The Old Republic comic era came about as a result of the success of the Bioware video game, permitting creators to add texture to the worlds crafted in the initial games. A major push to release more comic tales in this era came about when the MMO version of the game was being built for 2011, and this Epic Collection gathers a few incongruent runs related to the universe presented in that media. We get #1-6 of the main series, #1-5 of The Lost Suns, #1-5 of the Lost Tribe of the Sith series, as well as some useful supplementary material from Star Wars Tales and Visionaries. This is a hefty book that will require your attention for some time; I’ve been reading it over the course of one week, putting it down after each individual series comes to its conclusion. On those grounds, this is a worthwhile addition to any fan’s shelf, as it provides ample bang for your buck.
The weakest part of the trade is, unfortunately, the arc that kickstarts this run of comics. The first issues written by Rob Chestney and illustrated by Alex Sanchez and Michael Atiyeh, initially existed as a web comic that was subsequently published in a physical form. The story focuses on the Old Republic and Sith Empire attempting to negotiate a peace treaty, putting the Jedi in a precarious position. There are bounteous Star Wars tropes throughout, giving it little creative voice when placed next to the multitude of other tales from within this universe. It also feels rushed and incomplete, with multiple backgrounds simply being blank space, adding little to the already confusing character movements.
The Lost Suns is an improvement, with Alexander Freed focusing on Jedi Theron Shan, and is well illustrated by Dave Ross, George Freeman and David Daza. The colors, also from Michael Atiyeh, are deep and vibrant, giving each page a real cinematic quality. It’s a clear visual improvement when placed next to the work found in the first portion of the trade. The espionage focus of the arc is also a welcome change to the tired Jedi vs. Sith territory many of these stories fall into.

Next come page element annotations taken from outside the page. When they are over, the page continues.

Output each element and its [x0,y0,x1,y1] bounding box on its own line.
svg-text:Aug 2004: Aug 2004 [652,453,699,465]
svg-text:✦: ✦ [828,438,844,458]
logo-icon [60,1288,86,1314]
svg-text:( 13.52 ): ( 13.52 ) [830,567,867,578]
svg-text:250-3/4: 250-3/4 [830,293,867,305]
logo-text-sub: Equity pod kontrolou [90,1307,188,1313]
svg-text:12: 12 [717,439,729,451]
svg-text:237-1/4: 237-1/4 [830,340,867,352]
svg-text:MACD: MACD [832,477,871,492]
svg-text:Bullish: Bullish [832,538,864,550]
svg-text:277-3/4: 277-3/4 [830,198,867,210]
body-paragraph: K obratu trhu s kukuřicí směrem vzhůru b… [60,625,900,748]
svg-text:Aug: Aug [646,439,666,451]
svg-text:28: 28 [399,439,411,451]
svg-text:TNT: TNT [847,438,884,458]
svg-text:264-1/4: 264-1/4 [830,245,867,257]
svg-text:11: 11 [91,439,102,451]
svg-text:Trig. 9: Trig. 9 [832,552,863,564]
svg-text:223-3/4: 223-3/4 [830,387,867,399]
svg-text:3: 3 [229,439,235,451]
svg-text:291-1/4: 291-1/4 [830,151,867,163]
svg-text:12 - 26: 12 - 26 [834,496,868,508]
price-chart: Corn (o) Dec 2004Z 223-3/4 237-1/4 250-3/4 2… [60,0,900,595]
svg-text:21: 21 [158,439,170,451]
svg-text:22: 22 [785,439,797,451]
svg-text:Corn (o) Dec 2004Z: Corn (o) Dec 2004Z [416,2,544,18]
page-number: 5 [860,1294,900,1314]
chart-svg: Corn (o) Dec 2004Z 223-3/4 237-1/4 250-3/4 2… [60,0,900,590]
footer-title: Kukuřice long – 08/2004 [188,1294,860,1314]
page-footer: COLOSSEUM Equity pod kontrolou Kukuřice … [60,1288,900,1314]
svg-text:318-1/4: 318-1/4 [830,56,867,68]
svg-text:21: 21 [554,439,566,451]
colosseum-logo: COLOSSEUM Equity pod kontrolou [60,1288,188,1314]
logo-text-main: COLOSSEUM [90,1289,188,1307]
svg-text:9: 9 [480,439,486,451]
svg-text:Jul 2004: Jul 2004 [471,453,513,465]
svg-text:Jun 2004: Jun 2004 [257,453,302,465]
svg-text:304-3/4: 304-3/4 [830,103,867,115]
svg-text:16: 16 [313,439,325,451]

Lastly, the Lost Tribe of the Sith by writer John Jackson Miller and artist Andrea Mutti tells the story of a Sith Princess looking to find her way in the universe. While a lost civilization of Sith is a fun concept that could provide plentiful narrative intrigue, the book feels painfully paced with lackluster dialogue and tropes galore. Mutti does a fine job with his spacecraft and tech designs, but his character work is stiff and lacks humanity. While I was excited to begin the journey, the tale was ultimately flat in its delivery, leaving me with thoughts of what could have been.
The supplementary material is useful, especially the encyclopedia entries that will help catch a reader up on the time and place these stories intermingle. Frankly, every Star Wars collection of Legends material should have these appendices, as even a seasoned fan like myself still needed these details to grasp the larger context. Unfortunately for this trade, many of these stories just don’t provide much to anyone not dedicated to the mythos. There is a lot here to digest — I just wish many of these issues didn’t feel like rushed products meant to capture the enthusiasm fans had for the video game counterparts.